Pure Storage CEO Charles Giancarlo said end-to-end NVMe-based FlashArray//X produced more than half of all shipments last quarter. Pure introduced the X Series in May as the successor to its flagship FlashArray//M family.

“Our competitors are just beginning to bring their NVMe offerings to market, and only in their highest priced products. The speed of adoption of our (FlashArray)X family has been impressive” and is expected to provide the bulk of Pure Storage all-flash revenue by year’s end, Giancarlo said.

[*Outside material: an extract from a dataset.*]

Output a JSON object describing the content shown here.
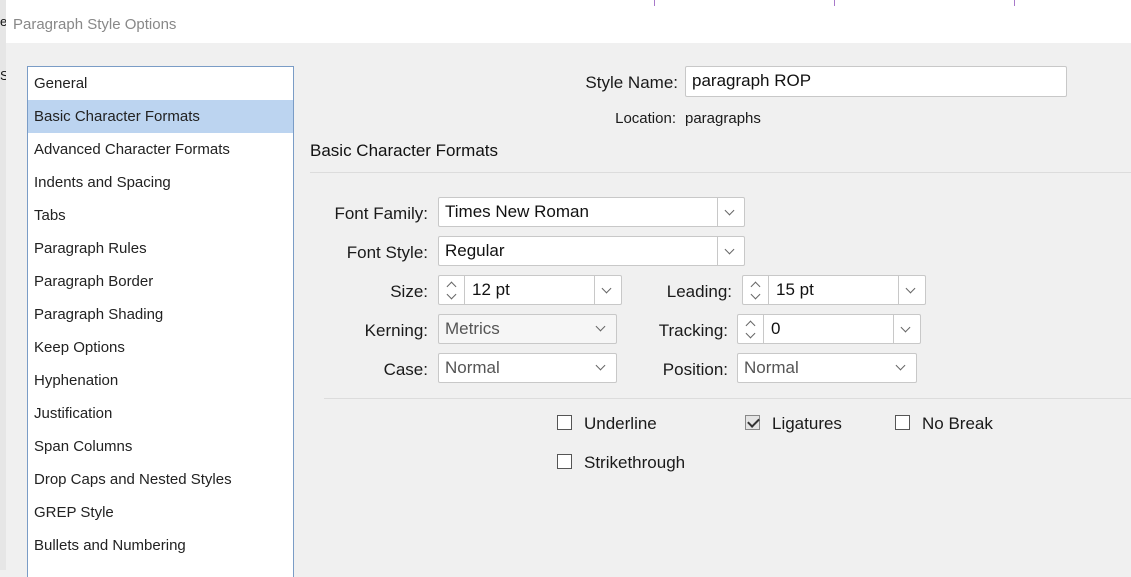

Pure Storage FlashArray is a block and file system with a massively parallel software architecture to manage flash. Early iterations of FlashArray were designed for traditional SSDs or PCIe-connected NVMe flash. The advent of FlashArray//X incorporated Pure Storage all-flash DirectFlash NVMe modules, although the dual-controller array also allows customers to use SAS and SATA SSDs.

The vendor said more than 400 corporate logos were added during the quarter, bringing Pure’s total to 5,150 customers.  That equates to about six net-new customers per day, including a “number of million-dollar wins,” Pure Storage president David Hatfield said.

New Pure Storage customers include Desjardin Group, Honda Federal Credit Union, MD Anderson Cancer Center at the University of Texas, New York Genome Center, Royal Bank of Canada and TaxSlayer.

“We were particularly pleased with our progress selling into the cloud, healthcare and financial services segments. Our cloud segment continues to represent approximately 30% of our overall business and enjoys the highest win and repeat purchase rates across our customers,” Hatfield said.

New use cases emerge for FlashBlade

Although Giancarlo declined to break out by percentage of revenue, he said Pure Storage all-flash customers are adapting the FlashBlade platform for AI, analytics, backup and rapid restore.

FlashBlade adoption was aided by repeat purchases of large customers and “a material number” of new customers. That includes enterprises implementing AI workloads on Pure AIRI, which combines FlashBlade storage with Nvidia DGX GPU-based supercomputers.

Hatfield said StorReduce inline deduplication will bolster Pure FlashBlade to better manage unstructured data in multicloud environments. The vendor said it would share details on the StorReduce integration in coming months. StorReduce CEO Vanessa Wilson and an undisclosed number of StorReduce employees are reportedly joining Pure Storage.

“We don’t have dedupe in FlashBlade today and this is a natural fit. But in the broader equation here, often times we meet customers that have hundreds of petabytes of data. Bringing tens of petabytes to flash probably isn’t realistic. We get into discussions on how to move tens of petabytes to flash and place the rest of the data in the cloud,” Hatfield said.

StorReduce has “created a number of cloud partnerships as well, and we intend to embrace and extend those partnerships,” Hatfield added.